Sometimes it gets exhausting, continuing to push, push, push him. Yet he longs to be pushed. He had an appointment with someone filling in last week in Glastonbury and I thought she was going to send him over the edge. She was so pushy (annoying almost) and demanding. Yet, with some protest, he responded. He did more with her than he had with the woman who's been working with him for 2 months.

Yet there are times when I have to take a break. I know that. I can't be supermom and I can't cure him. I worry about burning out. There are days I wake up and have to fight a weariness that wants to settle over me like a blanket. It's a feeling that says, "Oh this? You have to deal with this again. This is too much work." But it's only too much if I'm trying to do too much, at the wrong time, in my own strength. God's grace truly is sufficient for me. I've just got to learn to keep walking in it.

Saturday, January 2, 2010

The Hush in the Woods

This afternoon Dan and I went for a walk in the woods while his parents were watching the kids. Some snow had just fallen and everything was frosted white. I am not much of a person for nature walks or walking in general (I hate to admit), but I loved it all. I loved the hush that comes with a cold, snowy day. Every once in awhile we'd bump a tree branch and snow would come cascading down on us. The snow was that very light and powdery texture, more like flour than sugar.

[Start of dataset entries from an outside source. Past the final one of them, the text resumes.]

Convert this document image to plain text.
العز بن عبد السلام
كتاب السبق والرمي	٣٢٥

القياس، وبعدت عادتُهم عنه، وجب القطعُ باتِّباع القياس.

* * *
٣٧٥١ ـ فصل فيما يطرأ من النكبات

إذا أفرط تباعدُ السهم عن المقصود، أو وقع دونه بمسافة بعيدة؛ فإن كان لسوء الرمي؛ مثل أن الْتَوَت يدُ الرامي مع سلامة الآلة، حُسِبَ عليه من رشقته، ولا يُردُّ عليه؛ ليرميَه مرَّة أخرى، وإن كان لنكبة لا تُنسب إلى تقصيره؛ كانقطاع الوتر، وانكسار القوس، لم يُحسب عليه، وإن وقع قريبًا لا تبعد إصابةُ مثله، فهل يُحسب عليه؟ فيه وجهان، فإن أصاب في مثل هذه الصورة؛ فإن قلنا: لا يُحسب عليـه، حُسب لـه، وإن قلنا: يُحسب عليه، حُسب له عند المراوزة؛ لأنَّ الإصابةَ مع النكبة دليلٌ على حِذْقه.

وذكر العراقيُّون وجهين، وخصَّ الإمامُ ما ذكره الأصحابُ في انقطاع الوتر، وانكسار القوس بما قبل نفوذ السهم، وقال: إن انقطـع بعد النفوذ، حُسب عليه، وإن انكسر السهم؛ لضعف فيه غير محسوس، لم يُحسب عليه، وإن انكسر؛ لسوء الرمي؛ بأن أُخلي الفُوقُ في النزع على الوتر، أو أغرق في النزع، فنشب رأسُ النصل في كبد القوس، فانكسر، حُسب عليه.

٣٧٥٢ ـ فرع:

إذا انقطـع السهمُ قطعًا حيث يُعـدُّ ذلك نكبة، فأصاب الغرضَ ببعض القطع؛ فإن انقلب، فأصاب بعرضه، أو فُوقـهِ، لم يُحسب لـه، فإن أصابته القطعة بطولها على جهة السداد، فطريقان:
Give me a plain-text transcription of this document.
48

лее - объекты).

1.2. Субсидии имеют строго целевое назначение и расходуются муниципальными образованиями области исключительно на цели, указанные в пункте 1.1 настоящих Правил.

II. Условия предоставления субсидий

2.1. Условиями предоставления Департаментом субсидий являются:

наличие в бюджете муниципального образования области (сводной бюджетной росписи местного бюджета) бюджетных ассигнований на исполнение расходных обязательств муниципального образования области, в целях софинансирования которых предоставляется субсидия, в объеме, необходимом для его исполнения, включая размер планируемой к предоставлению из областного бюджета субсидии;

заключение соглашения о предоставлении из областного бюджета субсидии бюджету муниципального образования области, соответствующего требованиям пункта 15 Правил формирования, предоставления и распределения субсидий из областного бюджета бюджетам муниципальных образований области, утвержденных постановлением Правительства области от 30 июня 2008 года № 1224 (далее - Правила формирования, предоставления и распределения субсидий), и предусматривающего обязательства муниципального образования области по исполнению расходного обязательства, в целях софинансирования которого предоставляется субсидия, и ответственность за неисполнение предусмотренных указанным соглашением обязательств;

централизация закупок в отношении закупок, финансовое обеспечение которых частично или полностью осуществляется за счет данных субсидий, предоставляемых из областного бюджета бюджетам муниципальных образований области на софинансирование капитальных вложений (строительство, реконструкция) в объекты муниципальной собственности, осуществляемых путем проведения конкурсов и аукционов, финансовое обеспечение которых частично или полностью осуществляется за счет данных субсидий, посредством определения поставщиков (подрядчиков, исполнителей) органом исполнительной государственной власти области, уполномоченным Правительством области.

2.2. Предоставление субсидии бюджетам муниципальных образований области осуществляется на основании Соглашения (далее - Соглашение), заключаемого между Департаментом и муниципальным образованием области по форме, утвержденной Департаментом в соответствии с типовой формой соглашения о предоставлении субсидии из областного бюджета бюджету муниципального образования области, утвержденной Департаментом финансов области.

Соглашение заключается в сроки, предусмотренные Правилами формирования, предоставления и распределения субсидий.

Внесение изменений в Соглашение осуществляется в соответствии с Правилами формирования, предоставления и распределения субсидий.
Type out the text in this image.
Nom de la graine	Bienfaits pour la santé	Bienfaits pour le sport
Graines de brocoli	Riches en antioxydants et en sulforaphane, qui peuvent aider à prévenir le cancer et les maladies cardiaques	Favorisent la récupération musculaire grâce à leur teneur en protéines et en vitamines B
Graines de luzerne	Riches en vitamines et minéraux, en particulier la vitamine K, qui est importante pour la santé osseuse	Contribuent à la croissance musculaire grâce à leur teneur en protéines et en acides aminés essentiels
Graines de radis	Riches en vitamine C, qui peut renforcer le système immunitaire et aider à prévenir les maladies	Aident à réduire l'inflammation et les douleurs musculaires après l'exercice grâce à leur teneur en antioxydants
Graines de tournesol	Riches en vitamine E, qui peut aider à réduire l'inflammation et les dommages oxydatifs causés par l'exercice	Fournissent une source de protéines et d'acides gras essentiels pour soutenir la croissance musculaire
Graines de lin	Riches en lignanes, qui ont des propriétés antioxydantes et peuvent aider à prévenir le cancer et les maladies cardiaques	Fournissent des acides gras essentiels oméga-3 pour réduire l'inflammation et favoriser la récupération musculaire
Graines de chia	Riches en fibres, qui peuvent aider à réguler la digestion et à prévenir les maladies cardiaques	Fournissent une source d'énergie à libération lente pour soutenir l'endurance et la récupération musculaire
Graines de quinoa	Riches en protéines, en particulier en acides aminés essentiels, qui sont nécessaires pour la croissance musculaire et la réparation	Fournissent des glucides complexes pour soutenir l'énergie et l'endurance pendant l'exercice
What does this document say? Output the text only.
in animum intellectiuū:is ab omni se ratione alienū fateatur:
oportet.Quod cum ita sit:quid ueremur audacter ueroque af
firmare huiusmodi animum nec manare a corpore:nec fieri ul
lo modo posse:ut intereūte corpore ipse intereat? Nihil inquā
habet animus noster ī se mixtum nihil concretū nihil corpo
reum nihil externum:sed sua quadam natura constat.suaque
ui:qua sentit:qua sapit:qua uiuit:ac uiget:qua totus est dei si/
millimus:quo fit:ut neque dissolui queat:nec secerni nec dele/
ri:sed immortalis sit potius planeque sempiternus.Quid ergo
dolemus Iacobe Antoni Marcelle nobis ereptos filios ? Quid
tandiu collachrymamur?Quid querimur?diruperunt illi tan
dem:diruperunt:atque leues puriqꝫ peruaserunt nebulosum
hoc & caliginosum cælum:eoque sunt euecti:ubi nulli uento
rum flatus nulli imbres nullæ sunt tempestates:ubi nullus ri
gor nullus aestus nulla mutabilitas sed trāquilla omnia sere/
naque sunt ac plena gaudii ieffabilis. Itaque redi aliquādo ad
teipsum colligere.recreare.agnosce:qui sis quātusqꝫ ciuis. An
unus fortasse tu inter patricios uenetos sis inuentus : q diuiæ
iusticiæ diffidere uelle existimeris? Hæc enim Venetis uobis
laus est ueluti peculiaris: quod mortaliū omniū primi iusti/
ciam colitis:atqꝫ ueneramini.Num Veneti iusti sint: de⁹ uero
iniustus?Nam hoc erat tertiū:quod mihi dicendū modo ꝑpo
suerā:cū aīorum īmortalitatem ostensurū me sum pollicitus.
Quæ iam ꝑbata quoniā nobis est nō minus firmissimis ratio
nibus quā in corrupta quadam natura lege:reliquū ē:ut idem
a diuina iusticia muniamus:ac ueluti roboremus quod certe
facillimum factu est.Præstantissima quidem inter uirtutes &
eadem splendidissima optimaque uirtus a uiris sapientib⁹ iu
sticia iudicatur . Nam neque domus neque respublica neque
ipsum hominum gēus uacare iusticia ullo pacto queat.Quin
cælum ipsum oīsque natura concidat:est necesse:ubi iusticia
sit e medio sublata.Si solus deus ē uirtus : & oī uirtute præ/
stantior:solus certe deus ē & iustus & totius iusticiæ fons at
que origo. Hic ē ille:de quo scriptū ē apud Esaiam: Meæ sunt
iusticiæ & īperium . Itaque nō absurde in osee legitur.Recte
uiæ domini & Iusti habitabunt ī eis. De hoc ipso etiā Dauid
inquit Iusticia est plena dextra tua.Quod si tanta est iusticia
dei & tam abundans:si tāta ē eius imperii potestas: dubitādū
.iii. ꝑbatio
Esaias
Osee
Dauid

Suddenly I remembered being a kid and walking through the woods in Gilbertville. Sometimes if the stream was iced solid we'd walk down it and up to the fields. I'd walk with my dad and he'd build a fire in one of the old indian caves. Gilbertville was not the nicest place to grow up...very much a lower middle-class town, with more bars than stores, but on those winter afternoons in the woods, none of that mattered. I just remember the hush of the woods; sparkles on snow; white everywhere; a soft wind; and the crunch of my little boots, following bigger ones.